Talinum aurantiacum Engelmann, Boston J. Nat. Hist. 6: 153. 1850; T. angustissimum (Engelmann) Wooton & Standley; T. aurantiacum var. angustissimum Engelmann; T. whitei I. M. Johnston
Plants to 5 dm; roots woody-tuberous. Stems erect, simple or branching, slender to stout, sometimes suffrutescent. Leaves subsessile; blade narrowly planate, linear to narrowly lanceolate or rarely oblanceolate, to 6 cm, base attenuate. Inflorescences: flowers usually solitary, sometimes in 2-3-flowered cymules. Flowers: sepals deciduous, ovate, sometimes cuspidate, 5-10 mm; petals yellow or orange, sometimes reddish, rarely pinkish, obovate, 9-15(-25) mm; stamens usually 20-30; stigmas 3, linear; pedicel often recurving in fruit. Capsules ovoid to globose, 4-7 mm. Seeds with arcuate ridges, 1.2(-1.7) mm.
Flowering Apr-Nov.
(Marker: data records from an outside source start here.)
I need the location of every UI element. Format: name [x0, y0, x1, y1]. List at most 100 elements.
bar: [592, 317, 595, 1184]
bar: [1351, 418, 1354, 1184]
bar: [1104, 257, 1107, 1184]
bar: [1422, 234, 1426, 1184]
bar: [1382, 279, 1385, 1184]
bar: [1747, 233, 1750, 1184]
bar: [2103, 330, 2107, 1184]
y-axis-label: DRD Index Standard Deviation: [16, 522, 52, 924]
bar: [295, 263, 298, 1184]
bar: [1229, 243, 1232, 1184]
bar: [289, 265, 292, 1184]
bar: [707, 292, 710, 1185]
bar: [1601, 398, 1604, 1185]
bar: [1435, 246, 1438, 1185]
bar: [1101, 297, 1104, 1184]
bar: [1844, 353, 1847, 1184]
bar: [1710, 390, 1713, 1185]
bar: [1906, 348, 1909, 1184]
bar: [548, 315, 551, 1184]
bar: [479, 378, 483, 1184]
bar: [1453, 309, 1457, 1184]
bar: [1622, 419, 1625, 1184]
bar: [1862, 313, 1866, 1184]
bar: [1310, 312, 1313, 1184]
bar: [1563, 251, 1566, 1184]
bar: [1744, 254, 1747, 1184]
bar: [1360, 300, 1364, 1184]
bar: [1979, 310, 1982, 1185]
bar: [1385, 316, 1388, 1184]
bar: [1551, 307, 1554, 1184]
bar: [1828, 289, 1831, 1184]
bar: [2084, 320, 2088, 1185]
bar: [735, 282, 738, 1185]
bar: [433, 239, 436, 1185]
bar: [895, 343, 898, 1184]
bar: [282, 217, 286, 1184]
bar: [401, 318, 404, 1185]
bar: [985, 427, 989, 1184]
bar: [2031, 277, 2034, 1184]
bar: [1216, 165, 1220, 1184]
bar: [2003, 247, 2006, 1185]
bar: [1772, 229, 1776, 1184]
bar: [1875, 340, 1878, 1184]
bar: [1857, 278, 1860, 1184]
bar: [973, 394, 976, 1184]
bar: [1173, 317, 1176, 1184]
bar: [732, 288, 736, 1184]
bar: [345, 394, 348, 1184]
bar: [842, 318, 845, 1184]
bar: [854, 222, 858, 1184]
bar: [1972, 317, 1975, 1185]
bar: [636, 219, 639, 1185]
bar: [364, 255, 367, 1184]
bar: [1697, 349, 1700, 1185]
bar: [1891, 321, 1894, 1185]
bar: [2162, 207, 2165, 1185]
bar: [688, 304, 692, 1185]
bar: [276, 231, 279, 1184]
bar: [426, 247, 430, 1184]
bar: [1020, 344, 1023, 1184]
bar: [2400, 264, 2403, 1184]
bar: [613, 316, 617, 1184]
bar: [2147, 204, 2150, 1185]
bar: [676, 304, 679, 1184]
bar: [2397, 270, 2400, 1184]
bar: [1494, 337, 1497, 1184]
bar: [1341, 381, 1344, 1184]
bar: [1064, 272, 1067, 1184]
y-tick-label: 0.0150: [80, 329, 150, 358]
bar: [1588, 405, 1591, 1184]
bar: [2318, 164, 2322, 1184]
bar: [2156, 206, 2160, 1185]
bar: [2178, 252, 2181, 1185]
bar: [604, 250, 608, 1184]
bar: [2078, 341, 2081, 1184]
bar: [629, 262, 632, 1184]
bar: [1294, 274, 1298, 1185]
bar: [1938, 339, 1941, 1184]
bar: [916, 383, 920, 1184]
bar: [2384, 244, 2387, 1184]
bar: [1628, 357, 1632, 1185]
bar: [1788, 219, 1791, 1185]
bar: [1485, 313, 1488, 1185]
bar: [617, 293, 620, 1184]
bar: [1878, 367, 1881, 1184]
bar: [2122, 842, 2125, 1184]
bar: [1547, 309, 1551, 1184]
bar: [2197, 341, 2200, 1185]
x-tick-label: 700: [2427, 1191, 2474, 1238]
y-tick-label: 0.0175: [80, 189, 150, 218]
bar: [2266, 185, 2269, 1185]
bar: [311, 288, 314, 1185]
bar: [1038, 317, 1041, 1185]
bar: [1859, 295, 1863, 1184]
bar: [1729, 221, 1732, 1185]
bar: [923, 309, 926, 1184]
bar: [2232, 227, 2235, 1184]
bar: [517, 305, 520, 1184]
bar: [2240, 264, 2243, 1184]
Washes, ravines, flats, dunes, slopes, benches, bluffs, ledges, often in grassland, scrub, or chaparral, sometimes along roadsides or in other disturbed sites, in sandy, gravelly, and rocky soils; 0-2100 m; Ariz., N.Mex., Tex.; n Mexico.
A cladistic analysis of chloroplast ndhF sequence data (W. L. Applequist and R. S. Wallace 2001) indicated that Phemeranthus aurantiacus belongs in the same clade as Talinum paniculatum (Jacquin) Gaertner and the two other species of that genus that were sampled, rather than in a separate and rather distant clade containing P. mengesii, the only other species of Phemeranthus included in the study. The molecular evidence, together with the planate leaves and extended stem of P. aurantiacus, which are anomalous in Phemeranthus, suggest that perhaps this species should be restored to Talinum. However, in fruit and seed characters, the chief morphological bases on which Talinum and Phemeranthus are distinguished, P. aurantiacus clearly belongs in the latter.
Talinum angustissimum often has been held separate from Phemeranthus aurantiacus (T. aurantiacum), but the supposed distinctions break down in a continuum of intergradation, the other extreme of which was described as T. whitei. The former extreme, centered in southern Arizona, has yellow petals, very narrow leaves, slender stems, and small, globose capsules; the latter, centered in southern Chihuahua and northern Durango, has orange to reddish petals, broad leaves, stout stems, and large, ovoid capsules. The name T. lineare Kunth, which properly applies to a species from central Mexico, has been misapplied to some collections of P. aurantiacus from Texas.